I’m a sucker for Satyajit Ray jokes.
What’s captured so many viewers’ hearts and minds about this film, though, are not these qualities, which are pleasant but hardly groundbreaking, but the message underlying them. The concept of overbearing Indian parents constantly pushing their children for professional success and status has become such a cliche that The Big Bang Theory uses it, but that doesn’t mean there isn’t some truth behind it. 3 Idiots makes a case for the opposite- for following your dreams, against an obsession with material wealth and status symbols… you know, practically all of the lessons shoehorned into the latest Direct to DVD Disney kiddie flick.
Isn’t that, like, the whole third act of Planes?
In an India, though, still struggling with the legacy of caste systems and colonialism, this film must have felt like an irreverent breath of fresh air to many and, well, it’s hard to argue with any of those points.
As you can tell, this isn’t particularly deep stuff, and you can see the narrative puppet strings whenever they do address a darker topic like suicide. This is melodrama, not drama. Likewise, the comic bits aren’t always as clever as they think they are. I’m pretty sure the astronaut pen vs. pencil joke is older than space travel itself.

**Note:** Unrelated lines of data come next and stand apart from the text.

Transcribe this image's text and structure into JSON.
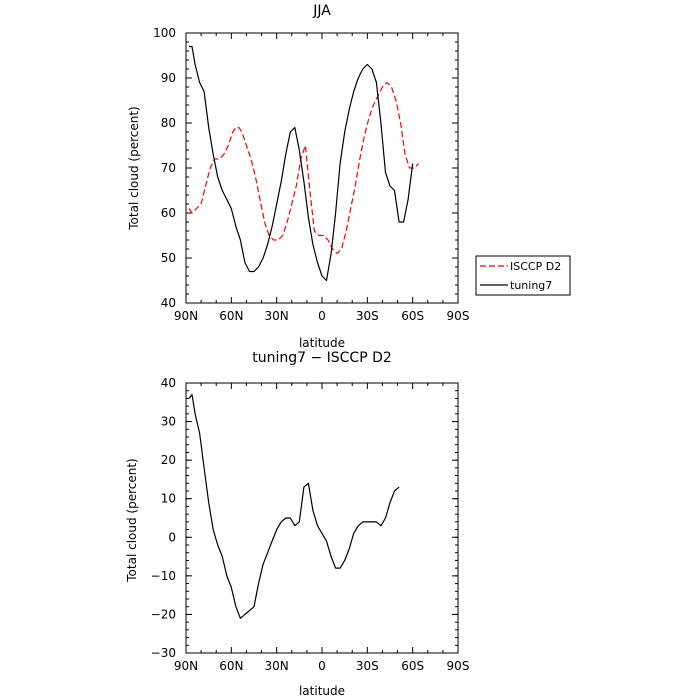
{
  "chart_data": [
    {
      "type": "line",
      "title": "JJA",
      "xlabel": "latitude",
      "ylabel": "Total cloud (percent)",
      "xlim": [
        90,
        -90
      ],
      "ylim": [
        40,
        100
      ],
      "x_ticks": [
        90,
        60,
        30,
        0,
        -30,
        -60,
        -90
      ],
      "x_tick_labels": [
        "90N",
        "60N",
        "30N",
        "0",
        "30S",
        "60S",
        "90S"
      ],
      "y_ticks": [
        40,
        50,
        60,
        70,
        80,
        90,
        100
      ],
      "y_tick_labels": [
        "40",
        "50",
        "60",
        "70",
        "80",
        "90",
        "100"
      ],
      "grid": false,
      "legend_position": "right",
      "series": [
        {
          "name": "ISCCP D2",
          "color": "#ff0000",
          "dash": "dashed",
          "x": [
            88,
            86,
            83,
            80,
            77,
            74,
            71,
            68,
            65,
            62,
            59,
            57,
            55,
            53,
            50,
            47,
            44,
            41,
            38,
            35,
            32,
            29,
            26,
            23,
            20,
            17,
            14,
            11,
            8,
            5,
            2,
            -1,
            -4,
            -7,
            -10,
            -13,
            -16,
            -19,
            -22,
            -25,
            -28,
            -31,
            -34,
            -37,
            -40,
            -43,
            -46,
            -49,
            -52,
            -55,
            -58,
            -61,
            -64
          ],
          "y": [
            61,
            60,
            61,
            62,
            66,
            70,
            72,
            72,
            73,
            75,
            78,
            79,
            79,
            78,
            75,
            72,
            68,
            63,
            58,
            55,
            54,
            54,
            55,
            58,
            62,
            66,
            72,
            75,
            65,
            56,
            55,
            55,
            54,
            52,
            51,
            52,
            56,
            61,
            66,
            72,
            77,
            81,
            84,
            86,
            88,
            89,
            88,
            85,
            80,
            73,
            70,
            70,
            71
          ]
        },
        {
          "name": "tuning7",
          "color": "#000000",
          "dash": "solid",
          "x": [
            88,
            86,
            84,
            81,
            78,
            75,
            72,
            69,
            66,
            63,
            60,
            57,
            54,
            51,
            48,
            45,
            42,
            39,
            36,
            33,
            30,
            27,
            24,
            21,
            18,
            15,
            12,
            9,
            6,
            3,
            0,
            -3,
            -6,
            -9,
            -12,
            -15,
            -18,
            -21,
            -24,
            -27,
            -30,
            -33,
            -36,
            -39,
            -42,
            -45,
            -48,
            -51,
            -54,
            -57,
            -60,
            -63,
            -66,
            -69,
            -72,
            -75,
            -78,
            -81,
            -84,
            -87
          ],
          "y": [
            97,
            97,
            93,
            89,
            87,
            79,
            73,
            68,
            65,
            63,
            61,
            57,
            54,
            49,
            47,
            47,
            48,
            50,
            53,
            57,
            62,
            67,
            73,
            78,
            79,
            74,
            67,
            59,
            53,
            49,
            46,
            45,
            51,
            60,
            71,
            78,
            83,
            87,
            90,
            92,
            93,
            92,
            89,
            80,
            69,
            66,
            65,
            58,
            58,
            63,
            71,
            null,
            null,
            null,
            null,
            null,
            null,
            null,
            null,
            null
          ]
        }
      ]
    },
    {
      "type": "line",
      "title": "tuning7 − ISCCP D2",
      "xlabel": "latitude",
      "ylabel": "Total cloud (percent)",
      "xlim": [
        90,
        -90
      ],
      "ylim": [
        -30,
        40
      ],
      "x_ticks": [
        90,
        60,
        30,
        0,
        -30,
        -60,
        -90
      ],
      "x_tick_labels": [
        "90N",
        "60N",
        "30N",
        "0",
        "30S",
        "60S",
        "90S"
      ],
      "y_ticks": [
        -30,
        -20,
        -10,
        0,
        10,
        20,
        30,
        40
      ],
      "y_tick_labels": [
        "−30",
        "−20",
        "−10",
        "0",
        "10",
        "20",
        "30",
        "40"
      ],
      "grid": false,
      "series": [
        {
          "name": "",
          "color": "#000000",
          "dash": "solid",
          "x": [
            88,
            86,
            84,
            81,
            78,
            75,
            72,
            69,
            66,
            63,
            60,
            57,
            54,
            51,
            48,
            45,
            42,
            39,
            36,
            33,
            30,
            27,
            24,
            21,
            18,
            15,
            12,
            9,
            6,
            3,
            0,
            -3,
            -6,
            -9,
            -12,
            -15,
            -18,
            -21,
            -24,
            -27,
            -30,
            -33,
            -36,
            -39,
            -42,
            -45,
            -48,
            -51,
            -54,
            -57,
            -60,
            -63,
            -66
          ],
          "y": [
            36,
            37,
            32,
            27,
            18,
            9,
            2,
            -2,
            -5,
            -10,
            -13,
            -18,
            -21,
            -20,
            -19,
            -18,
            -12,
            -7,
            -4,
            -1,
            2,
            4,
            5,
            5,
            3,
            4,
            13,
            14,
            7,
            3,
            1,
            -1,
            -5,
            -8,
            -8,
            -6,
            -3,
            1,
            3,
            4,
            4,
            4,
            4,
            3,
            5,
            9,
            12,
            13,
            null,
            null,
            null,
            null,
            null
          ]
        }
      ]
    }
  ],
  "legend": {
    "items": [
      {
        "label": "ISCCP D2",
        "color": "#ff0000",
        "dash": "dashed"
      },
      {
        "label": "tuning7",
        "color": "#000000",
        "dash": "solid"
      }
    ]
  }
}
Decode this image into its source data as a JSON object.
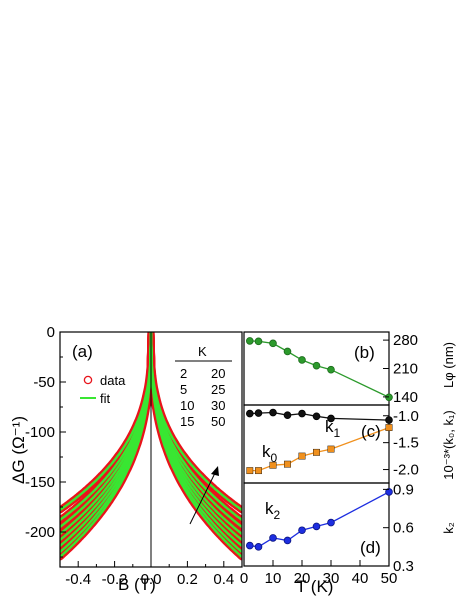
{
  "panel_a": {
    "panel_label": "(a)",
    "xlabel": "B (T)",
    "ylabel": "ΔG (Ω⁻¹)",
    "legend": {
      "data_label": "data",
      "fit_label": "fit"
    },
    "temp_table": {
      "header": "K",
      "col1": [
        "2",
        "5",
        "10",
        "15"
      ],
      "col2": [
        "20",
        "25",
        "30",
        "50"
      ]
    },
    "xticks": [
      "-0.4",
      "-0.2",
      "0.0",
      "0.2",
      "0.4"
    ],
    "yticks": [
      "0",
      "-50",
      "-100",
      "-150",
      "-200"
    ]
  },
  "panel_b": {
    "panel_label": "(b)",
    "ylabel": "Lφ (nm)",
    "yticks": [
      "280",
      "210",
      "140"
    ]
  },
  "panel_c": {
    "panel_label": "(c)",
    "ylabel": "10⁻³*(k₀, k₁)",
    "yticks": [
      "-2.0",
      "-1.5",
      "-1.0"
    ],
    "k1_label": "k",
    "k1_sub": "1",
    "k0_label": "k",
    "k0_sub": "0"
  },
  "panel_d": {
    "panel_label": "(d)",
    "ylabel": "k₂",
    "yticks": [
      "0.9",
      "0.6",
      "0.3"
    ],
    "k2_label": "k",
    "k2_sub": "2",
    "xlabel": "T (K)",
    "xticks": [
      "0",
      "10",
      "20",
      "30",
      "40",
      "50"
    ]
  },
  "colors": {
    "data": "#e8141b",
    "fit": "#39e632",
    "Lphi": "#2c9a2c",
    "k1": "#f0901d",
    "k0": "#111111",
    "k2": "#1d2ee0"
  },
  "chart_data": [
    {
      "type": "line",
      "panel": "a",
      "xlabel": "B (T)",
      "ylabel": "ΔG (Ω⁻¹)",
      "xlim": [
        -0.5,
        0.5
      ],
      "ylim": [
        -235,
        0
      ],
      "series": [
        {
          "name": "2",
          "endpoint_abs_B_0_5": -225
        },
        {
          "name": "5",
          "endpoint_abs_B_0_5": -220
        },
        {
          "name": "10",
          "endpoint_abs_B_0_5": -214
        },
        {
          "name": "15",
          "endpoint_abs_B_0_5": -208
        },
        {
          "name": "20",
          "endpoint_abs_B_0_5": -202
        },
        {
          "name": "25",
          "endpoint_abs_B_0_5": -195
        },
        {
          "name": "30",
          "endpoint_abs_B_0_5": -188
        },
        {
          "name": "50",
          "endpoint_abs_B_0_5": -178
        }
      ]
    },
    {
      "type": "line",
      "panel": "b",
      "ylabel": "Lφ (nm)",
      "ylim": [
        120,
        300
      ],
      "x": [
        2,
        5,
        10,
        15,
        20,
        25,
        30,
        50
      ],
      "values": [
        278,
        277,
        272,
        252,
        231,
        217,
        207,
        139
      ]
    },
    {
      "type": "line",
      "panel": "c",
      "ylabel": "10⁻³*(k₀, k₁)",
      "ylim": [
        -2.25,
        -0.8
      ],
      "x": [
        2,
        5,
        10,
        15,
        20,
        25,
        30,
        50
      ],
      "series": [
        {
          "name": "k1",
          "values": [
            -2.02,
            -2.02,
            -1.92,
            -1.9,
            -1.75,
            -1.68,
            -1.62,
            -1.22
          ]
        },
        {
          "name": "k0",
          "values": [
            -0.96,
            -0.95,
            -0.94,
            -0.99,
            -0.96,
            -1.01,
            -1.05,
            -1.08
          ]
        }
      ]
    },
    {
      "type": "line",
      "panel": "d",
      "ylabel": "k₂",
      "xlabel": "T (K)",
      "ylim": [
        0.3,
        0.95
      ],
      "xlim": [
        0,
        50
      ],
      "x": [
        2,
        5,
        10,
        15,
        20,
        25,
        30,
        50
      ],
      "values": [
        0.46,
        0.45,
        0.52,
        0.5,
        0.58,
        0.61,
        0.64,
        0.88
      ]
    }
  ]
}
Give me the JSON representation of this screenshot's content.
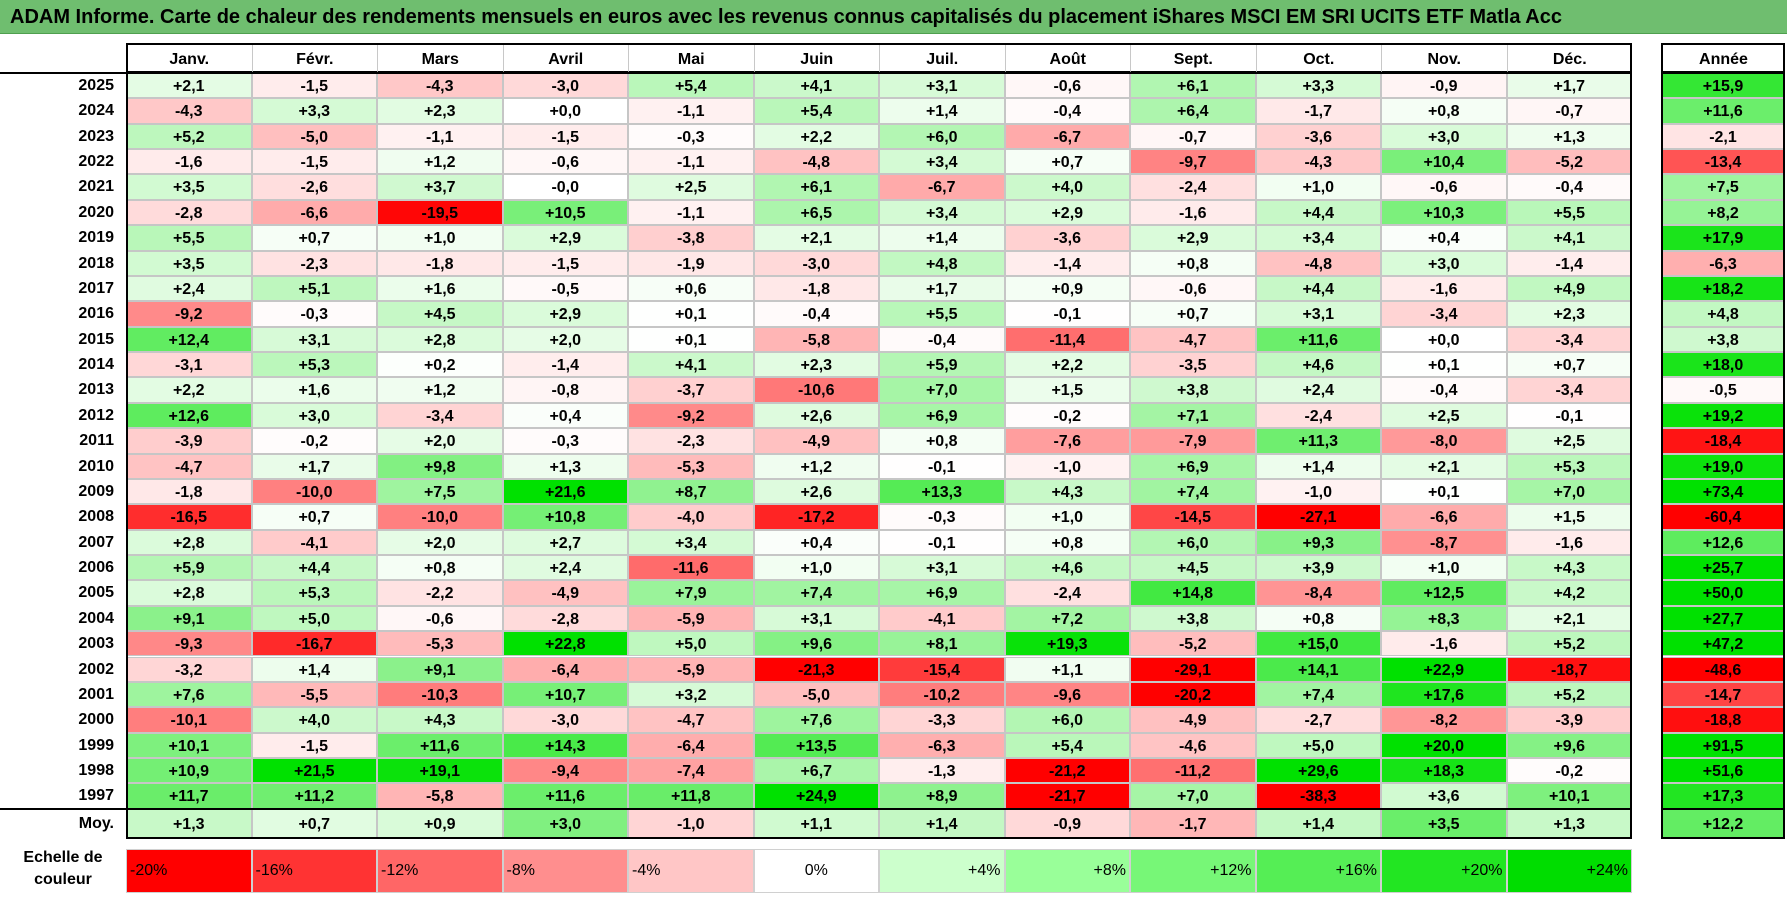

I don’t know what space is, but I’ve got a joke for you!
All of the standard Bollywood attractions/warnings apply. Yes, the movie’s super-long, yes, there are several musical numbers, and yes, there are plenty of slapstick and cornball gags that don’t land. Also, as is perhaps inevitable for a film trying to pack so much in, the tonal shifts (like, say, a jaunty musical number ending with the discover of a suicide) can be jarring.
3 Idiots is broad, simplistic, and shamelessly manipulative, but it’s still quite a bit of fun, and has its heart in the right place. A Top 250 film of all time? Ummm… not so much.